Scott Hicks

Biographical details
- Born: April 3, 1966 (age 60) Oneida, New York, U.S.

Playing career
- 1984–1988: Le Moyne
- 1988: Rheineck Sea Horses
- Position: Forward

Coaching career (HC unless noted)
- 1988–1990: Hamilton (assistant)
- 1990–1992: Syracuse (GA)
- 1992–1997: Le Moyne
- 1997–2000: Albany
- 2000–2004: Loyola (MD)

= Scott Hicks (basketball) =

American basketball coach (born 1966)

Scott Hicks (born April 3, 1966) is an American former college basketball coach. He was head coach at Le Moyne College, University at Albany, SUNY and Loyola University Maryland.

Hicks came to Le Moyne as a student-athlete in 1984 to play for coach John Beilein. He was a four-year letterman for the Dolphins, leading the team to the East Regional of 1988 NCAA Division II men's basketball tournament. Following his college career, he played professionally for the Rheineck Sea Horses in New Zealand. He received his first college coaching job as an assistant at Hamilton College, where he served from 1988 to 1990. He then obtained a master's degree in higher education administration from Syracuse University, where he also served as a graduate assistant for the men's basketball team.

In 1992, Hicks was hired by his alma mater as the youngest head men's basketball coach in the NCAA at age 26. He spent five seasons at Le Moyne, compiling a five-year record of 87–56. In 1997, Hicks was hired as head coach at Albany as the school was making a move from Division II to Division I status. Hicks led the Great Danes through the division transition process and led the team to an 11–17 record in its first season as a Division I independent in 1999–2000. He then left for the head coaching position at Loyola in Baltimore, Maryland.

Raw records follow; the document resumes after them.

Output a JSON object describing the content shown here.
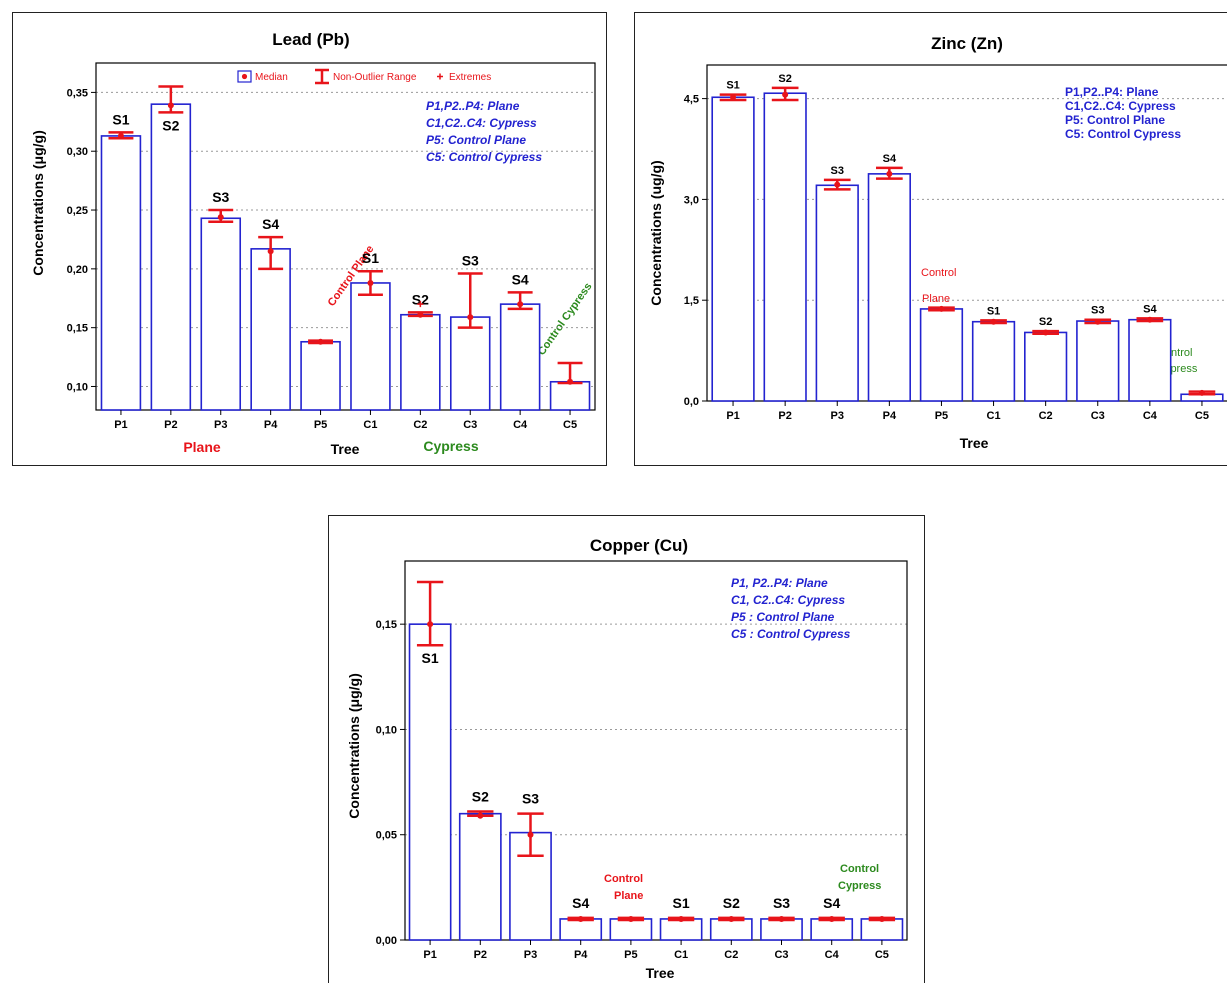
{
  "colors": {
    "bar": "#2323d0",
    "marker": "#e8141a",
    "note": "#2323d0",
    "plane": "#e8141a",
    "cypress": "#2c8a1e",
    "grid": "#9a9a9a"
  },
  "legend": {
    "median": "Median",
    "range": "Non-Outlier Range",
    "extremes": "Extremes"
  },
  "chart_data": [
    {
      "type": "bar",
      "title": "Lead (Pb)",
      "xlabel": "Tree",
      "ylabel": "Concentrations (μg/g)",
      "ylim": [
        0.08,
        0.375
      ],
      "yticks": [
        "0,10",
        "0,15",
        "0,20",
        "0,25",
        "0,30",
        "0,35"
      ],
      "categories": [
        "P1",
        "P2",
        "P3",
        "P4",
        "P5",
        "C1",
        "C2",
        "C3",
        "C4",
        "C5"
      ],
      "values": [
        0.313,
        0.34,
        0.243,
        0.217,
        0.138,
        0.188,
        0.161,
        0.159,
        0.17,
        0.104
      ],
      "medians": [
        0.313,
        0.339,
        0.244,
        0.215,
        0.138,
        0.188,
        0.161,
        0.159,
        0.17,
        0.104
      ],
      "ranges": [
        [
          0.311,
          0.316
        ],
        [
          0.333,
          0.355
        ],
        [
          0.24,
          0.25
        ],
        [
          0.2,
          0.227
        ],
        [
          0.137,
          0.139
        ],
        [
          0.178,
          0.198
        ],
        [
          0.16,
          0.163
        ],
        [
          0.15,
          0.196
        ],
        [
          0.166,
          0.18
        ],
        [
          0.103,
          0.12
        ]
      ],
      "extremes": [
        {
          "category": "C2",
          "value": 0.17
        }
      ],
      "sample_labels": [
        "S1",
        "S2",
        "S3",
        "S4",
        "",
        "S1",
        "S2",
        "S3",
        "S4",
        ""
      ],
      "notes": [
        "P1,P2..P4: Plane",
        "C1,C2..C4: Cypress",
        "P5: Control Plane",
        "C5: Control Cypress"
      ],
      "control_labels": {
        "plane": "Control Plane",
        "cypress": "Control Cypress"
      },
      "groups": {
        "plane": "Plane",
        "cypress": "Cypress"
      },
      "grid": true,
      "legend_position": "top"
    },
    {
      "type": "bar",
      "title": "Zinc (Zn)",
      "xlabel": "Tree",
      "ylabel": "Concentrations (ug/g)",
      "ylim": [
        0,
        5.0
      ],
      "yticks": [
        "0,0",
        "1,5",
        "3,0",
        "4,5"
      ],
      "categories": [
        "P1",
        "P2",
        "P3",
        "P4",
        "P5",
        "C1",
        "C2",
        "C3",
        "C4",
        "C5"
      ],
      "values": [
        4.52,
        4.58,
        3.21,
        3.38,
        1.37,
        1.18,
        1.02,
        1.19,
        1.21,
        0.1
      ],
      "medians": [
        4.52,
        4.56,
        3.22,
        3.38,
        1.37,
        1.18,
        1.02,
        1.18,
        1.21,
        0.12
      ],
      "ranges": [
        [
          4.48,
          4.56
        ],
        [
          4.48,
          4.66
        ],
        [
          3.15,
          3.29
        ],
        [
          3.31,
          3.47
        ],
        [
          1.35,
          1.39
        ],
        [
          1.16,
          1.2
        ],
        [
          1.0,
          1.04
        ],
        [
          1.16,
          1.21
        ],
        [
          1.19,
          1.23
        ],
        [
          0.1,
          0.14
        ]
      ],
      "sample_labels": [
        "S1",
        "S2",
        "S3",
        "S4",
        "",
        "S1",
        "S2",
        "S3",
        "S4",
        ""
      ],
      "notes": [
        "P1,P2..P4: Plane",
        "C1,C2..C4: Cypress",
        "P5: Control Plane",
        "C5: Control Cypress"
      ],
      "control_labels": {
        "plane_1": "Control",
        "plane_2": "Plane",
        "cypress_1": "Control",
        "cypress_2": "Cypress"
      },
      "grid": true
    },
    {
      "type": "bar",
      "title": "Copper (Cu)",
      "xlabel": "Tree",
      "ylabel": "Concentrations (μg/g)",
      "ylim": [
        0,
        0.18
      ],
      "yticks": [
        "0,00",
        "0,05",
        "0,10",
        "0,15"
      ],
      "categories": [
        "P1",
        "P2",
        "P3",
        "P4",
        "P5",
        "C1",
        "C2",
        "C3",
        "C4",
        "C5"
      ],
      "values": [
        0.15,
        0.06,
        0.051,
        0.01,
        0.01,
        0.01,
        0.01,
        0.01,
        0.01,
        0.01
      ],
      "medians": [
        0.15,
        0.059,
        0.05,
        0.01,
        0.01,
        0.01,
        0.01,
        0.01,
        0.01,
        0.01
      ],
      "ranges": [
        [
          0.14,
          0.17
        ],
        [
          0.059,
          0.061
        ],
        [
          0.04,
          0.06
        ],
        [
          0.0095,
          0.0105
        ],
        [
          0.0095,
          0.0105
        ],
        [
          0.0095,
          0.0105
        ],
        [
          0.0095,
          0.0105
        ],
        [
          0.0095,
          0.0105
        ],
        [
          0.0095,
          0.0105
        ],
        [
          0.0095,
          0.0105
        ]
      ],
      "sample_labels": [
        "S1",
        "S2",
        "S3",
        "S4",
        "",
        "S1",
        "S2",
        "S3",
        "S4",
        ""
      ],
      "notes": [
        "P1, P2..P4: Plane",
        "C1, C2..C4: Cypress",
        "P5 : Control Plane",
        "C5 : Control Cypress"
      ],
      "control_labels": {
        "plane_1": "Control",
        "plane_2": "Plane",
        "cypress_1": "Control",
        "cypress_2": "Cypress"
      },
      "grid": true
    }
  ]
}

Hicks spent four seasons at the helm of the Greyhounds, compiling a record of 16–97. The 2003–04 season was a particularly dismal one for Hicks and the Greyhounds. The team suffered a 31-game losing streak that began the previous season, going a year and 10 days between wins, and nearly matched the NCAA futility record of 33 straight losses. Hicks was fired after his team went 1–27 for the season.